Oh - you meant WRITING Spanish incorrectly! Yes, you’ve got it – those without much formal education sometimes write “b” for “v” and vice versa, and “s” for (soft) “c” and vice versa. These mistakes are a little more common in Spanish than in English, BECAUSE Spanish speakers are used to “one sound=one letter” for everything EXCEPT these instances – whereas English speakers are used to “any sound=who the heck knows which letter, you just gotta learn it case by case!”.
The Spanish “b/v” sound is typically between a typical English “b” and a typical English “v,” in terms of lip location. (ETA: Colibri beat me to it.)
Mrs Iggy is Colombian and makes these same sorts of b/v misspellings all the time. I often need to think of the phonetics of what she writes to understand correctly.
But her Colombian paisa Spanish is very understandable. Sure the b and v letters make identical sounds, but as Nava mentioned that is pretty much standard Spanish enunciation.
Spanish speakers shouldn’t have a problem understanding this, since they don’t distinguish between the sounds.

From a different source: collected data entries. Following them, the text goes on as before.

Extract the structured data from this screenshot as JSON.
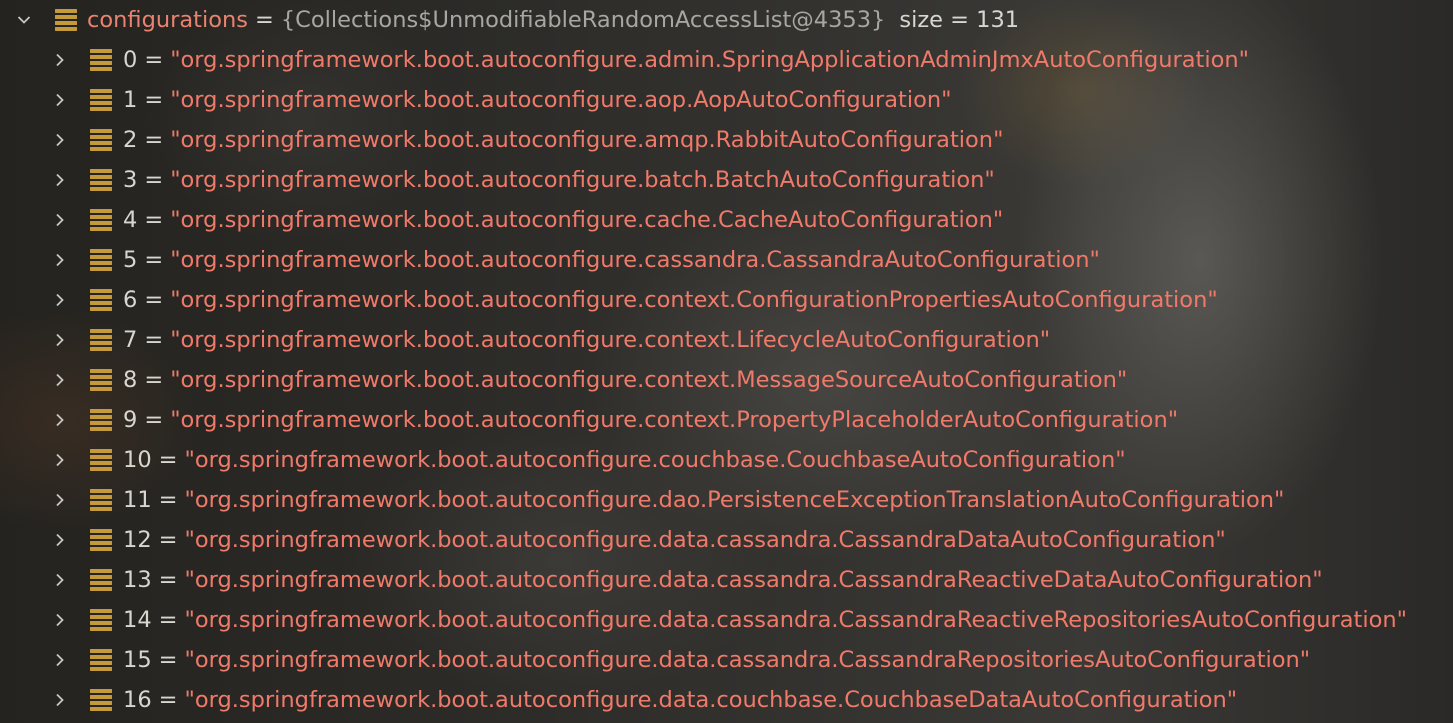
{
  "parent": {
    "name": "configurations",
    "equals": "=",
    "type_text": "{Collections$UnmodifiableRandomAccessList@4353}",
    "size_text": "size = 131",
    "expanded": true
  },
  "items": [
    {
      "index": "0",
      "equals": "=",
      "value": "\"org.springframework.boot.autoconfigure.admin.SpringApplicationAdminJmxAutoConfiguration\""
    },
    {
      "index": "1",
      "equals": "=",
      "value": "\"org.springframework.boot.autoconfigure.aop.AopAutoConfiguration\""
    },
    {
      "index": "2",
      "equals": "=",
      "value": "\"org.springframework.boot.autoconfigure.amqp.RabbitAutoConfiguration\""
    },
    {
      "index": "3",
      "equals": "=",
      "value": "\"org.springframework.boot.autoconfigure.batch.BatchAutoConfiguration\""
    },
    {
      "index": "4",
      "equals": "=",
      "value": "\"org.springframework.boot.autoconfigure.cache.CacheAutoConfiguration\""
    },
    {
      "index": "5",
      "equals": "=",
      "value": "\"org.springframework.boot.autoconfigure.cassandra.CassandraAutoConfiguration\""
    },
    {
      "index": "6",
      "equals": "=",
      "value": "\"org.springframework.boot.autoconfigure.context.ConfigurationPropertiesAutoConfiguration\""
    },
    {
      "index": "7",
      "equals": "=",
      "value": "\"org.springframework.boot.autoconfigure.context.LifecycleAutoConfiguration\""
    },
    {
      "index": "8",
      "equals": "=",
      "value": "\"org.springframework.boot.autoconfigure.context.MessageSourceAutoConfiguration\""
    },
    {
      "index": "9",
      "equals": "=",
      "value": "\"org.springframework.boot.autoconfigure.context.PropertyPlaceholderAutoConfiguration\""
    },
    {
      "index": "10",
      "equals": "=",
      "value": "\"org.springframework.boot.autoconfigure.couchbase.CouchbaseAutoConfiguration\""
    },
    {
      "index": "11",
      "equals": "=",
      "value": "\"org.springframework.boot.autoconfigure.dao.PersistenceExceptionTranslationAutoConfiguration\""
    },
    {
      "index": "12",
      "equals": "=",
      "value": "\"org.springframework.boot.autoconfigure.data.cassandra.CassandraDataAutoConfiguration\""
    },
    {
      "index": "13",
      "equals": "=",
      "value": "\"org.springframework.boot.autoconfigure.data.cassandra.CassandraReactiveDataAutoConfiguration\""
    },
    {
      "index": "14",
      "equals": "=",
      "value": "\"org.springframework.boot.autoconfigure.data.cassandra.CassandraReactiveRepositoriesAutoConfiguration\""
    },
    {
      "index": "15",
      "equals": "=",
      "value": "\"org.springframework.boot.autoconfigure.data.cassandra.CassandraRepositoriesAutoConfiguration\""
    },
    {
      "index": "16",
      "equals": "=",
      "value": "\"org.springframework.boot.autoconfigure.data.couchbase.CouchbaseDataAutoConfiguration\""
    }
  ],
  "icons": {
    "expanded": "chevron-down-icon",
    "collapsed": "chevron-right-icon",
    "field": "list-icon"
  },
  "colors": {
    "field_name": "#e9826f",
    "string_value": "#f07a6a",
    "field_icon": "#c59a3a",
    "meta_text": "#a8a6a2"
  }
}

I’m interested in hearing from Nava or other native Spanish speakers as to how an English speaker pronouncing “v” in Spanish like English “v” is perceived. Is this something that’s viewed as part of an English accent in Spanish, or do Spanish speakers even notice the difference?
As mentioned, Colombia alone has several different accents. In the coastal areas they speak Caribbean-type Spanish (which also includes Panamanian, Dominican, Cuban, and Puerto Rican), which is very fast and drops half the letters, while in the highlands they speak a highland type of Spanish which to my ear is much easier to understand. In general, I find highland Spanish as in Guatemala, Colombia, Ecuador and Peru the easiest to understand. Argentinian might be the most distinctive American accent on several counts.

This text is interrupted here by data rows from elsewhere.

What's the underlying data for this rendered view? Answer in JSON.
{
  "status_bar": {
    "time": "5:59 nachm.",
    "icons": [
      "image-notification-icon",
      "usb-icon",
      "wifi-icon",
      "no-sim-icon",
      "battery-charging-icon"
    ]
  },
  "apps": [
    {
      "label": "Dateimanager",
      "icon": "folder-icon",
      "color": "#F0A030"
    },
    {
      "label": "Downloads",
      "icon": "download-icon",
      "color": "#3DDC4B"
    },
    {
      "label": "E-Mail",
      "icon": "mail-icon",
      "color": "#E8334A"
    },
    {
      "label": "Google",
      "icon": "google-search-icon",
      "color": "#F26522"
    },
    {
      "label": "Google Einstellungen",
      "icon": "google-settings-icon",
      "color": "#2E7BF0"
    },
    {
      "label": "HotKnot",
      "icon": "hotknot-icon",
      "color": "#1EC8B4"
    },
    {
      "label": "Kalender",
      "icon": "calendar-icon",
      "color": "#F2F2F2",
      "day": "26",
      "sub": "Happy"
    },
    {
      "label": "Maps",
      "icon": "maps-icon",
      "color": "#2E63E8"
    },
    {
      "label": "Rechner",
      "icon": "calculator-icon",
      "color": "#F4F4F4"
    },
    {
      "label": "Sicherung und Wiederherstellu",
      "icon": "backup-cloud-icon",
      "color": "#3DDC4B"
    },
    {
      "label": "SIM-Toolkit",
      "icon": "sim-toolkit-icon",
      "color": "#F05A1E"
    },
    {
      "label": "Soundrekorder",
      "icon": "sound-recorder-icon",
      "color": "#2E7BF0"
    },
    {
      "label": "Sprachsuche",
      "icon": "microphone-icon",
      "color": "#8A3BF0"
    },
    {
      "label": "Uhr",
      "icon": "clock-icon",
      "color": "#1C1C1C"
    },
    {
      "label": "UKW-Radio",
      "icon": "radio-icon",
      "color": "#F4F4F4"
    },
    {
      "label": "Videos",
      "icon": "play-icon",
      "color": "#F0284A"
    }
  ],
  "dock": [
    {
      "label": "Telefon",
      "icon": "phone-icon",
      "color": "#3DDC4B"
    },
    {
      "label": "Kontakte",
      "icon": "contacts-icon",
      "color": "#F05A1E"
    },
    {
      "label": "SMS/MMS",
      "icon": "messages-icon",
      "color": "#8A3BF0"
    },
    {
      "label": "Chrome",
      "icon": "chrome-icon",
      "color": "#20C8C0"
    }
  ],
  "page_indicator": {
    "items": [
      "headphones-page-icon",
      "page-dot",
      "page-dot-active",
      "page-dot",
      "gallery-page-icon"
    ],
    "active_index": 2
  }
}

I’m a dialect freak and I usually barely notice it. You have several situations:
Anglo who’s learned something he believes to be Spanish and which may actually be American English. By the time he’s finished RRRRRRRRRRRolling the “soft” Rs, butchering every vowel, doing unnameable things to the dipthongs and elongating that -owww into which he turns any final -o, lots of people have gone beyond “can I strangle him on his own RRRRR now” and onto “sir, I know what you mean, please finish already so I can answer”. Vs that sound almost like F can be noticeable but are minor compared with anything else that’s “wrong”.

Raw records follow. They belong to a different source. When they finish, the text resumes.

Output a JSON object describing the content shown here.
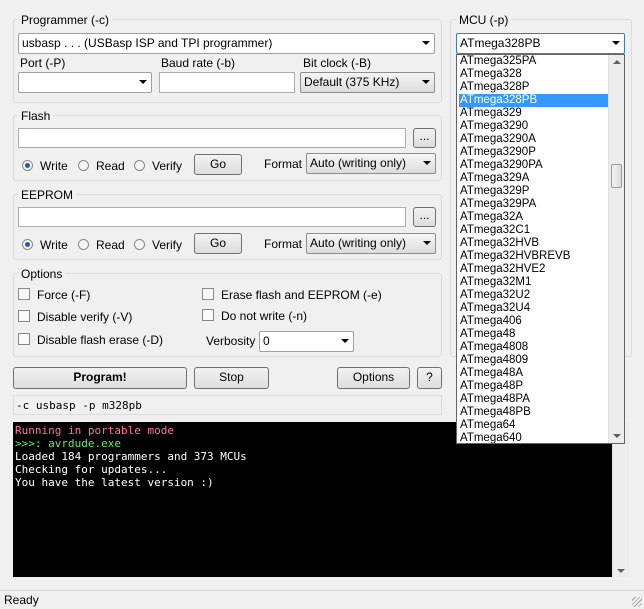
{
  "programmer": {
    "title": "Programmer (-c)",
    "value": "usbasp . . . (USBasp ISP and TPI programmer)",
    "port_label": "Port (-P)",
    "port_value": "",
    "baud_label": "Baud rate (-b)",
    "baud_value": "",
    "bitclock_label": "Bit clock (-B)",
    "bitclock_value": "Default (375 KHz)"
  },
  "mcu": {
    "title": "MCU (-p)",
    "selected": "ATmega328PB",
    "options": [
      "ATmega325PA",
      "ATmega328",
      "ATmega328P",
      "ATmega328PB",
      "ATmega329",
      "ATmega3290",
      "ATmega3290A",
      "ATmega3290P",
      "ATmega3290PA",
      "ATmega329A",
      "ATmega329P",
      "ATmega329PA",
      "ATmega32A",
      "ATmega32C1",
      "ATmega32HVB",
      "ATmega32HVBREVB",
      "ATmega32HVE2",
      "ATmega32M1",
      "ATmega32U2",
      "ATmega32U4",
      "ATmega406",
      "ATmega48",
      "ATmega4808",
      "ATmega4809",
      "ATmega48A",
      "ATmega48P",
      "ATmega48PA",
      "ATmega48PB",
      "ATmega64",
      "ATmega640"
    ]
  },
  "flash": {
    "title": "Flash",
    "path": "",
    "browse": "...",
    "write": "Write",
    "read": "Read",
    "verify": "Verify",
    "go": "Go",
    "format_label": "Format",
    "format_value": "Auto (writing only)",
    "mode": "write"
  },
  "eeprom": {
    "title": "EEPROM",
    "path": "",
    "browse": "...",
    "write": "Write",
    "read": "Read",
    "verify": "Verify",
    "go": "Go",
    "format_label": "Format",
    "format_value": "Auto (writing only)",
    "mode": "write"
  },
  "options": {
    "title": "Options",
    "force": "Force (-F)",
    "disable_verify": "Disable verify (-V)",
    "disable_flash_erase": "Disable flash erase (-D)",
    "erase": "Erase flash and EEPROM (-e)",
    "no_write": "Do not write (-n)",
    "verbosity_label": "Verbosity",
    "verbosity_value": "0"
  },
  "actions": {
    "program": "Program!",
    "stop": "Stop",
    "options": "Options",
    "help": "?"
  },
  "command": "-c usbasp -p m328pb",
  "console": {
    "lines": [
      {
        "text": "Running in portable mode",
        "color": "#ff6fa8"
      },
      {
        "text": ">>>: avrdude.exe",
        "color": "#5cf05c"
      },
      {
        "text": "Loaded 184 programmers and 373 MCUs",
        "color": "#ffffff"
      },
      {
        "text": "Checking for updates...",
        "color": "#ffffff"
      },
      {
        "text": "You have the latest version :)",
        "color": "#ffffff"
      }
    ]
  },
  "status": "Ready",
  "colors": {
    "selection": "#3399ff",
    "console_bg": "#000000"
  }
}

Anglo who’s got Spanish as a second language and pronounces the Vs as if they were English. OK, so his Vs sound almost like Fs. We may occasionally correct him si hay confianza (if we trust each other enough), same as we’d correct a native speaker who’s making a repeated mistake or commiting dictionary rape. No big deal. The Rs are also likely to always be pronounced like the English R (I mean the English-R which is pronounced, not the English-R which is a modification of the previous vowel), again no big deal; the R thing will usually not get pointed out because we’re conscious ours can be a bitch for foreigners, but the V may because we know foreigners can usually pronounce B.
Person who learned English before he learned Spanish. Yeah, sometimes he pronounces funny. Your mother pronounces funny too, as does mine. Big fucking deal.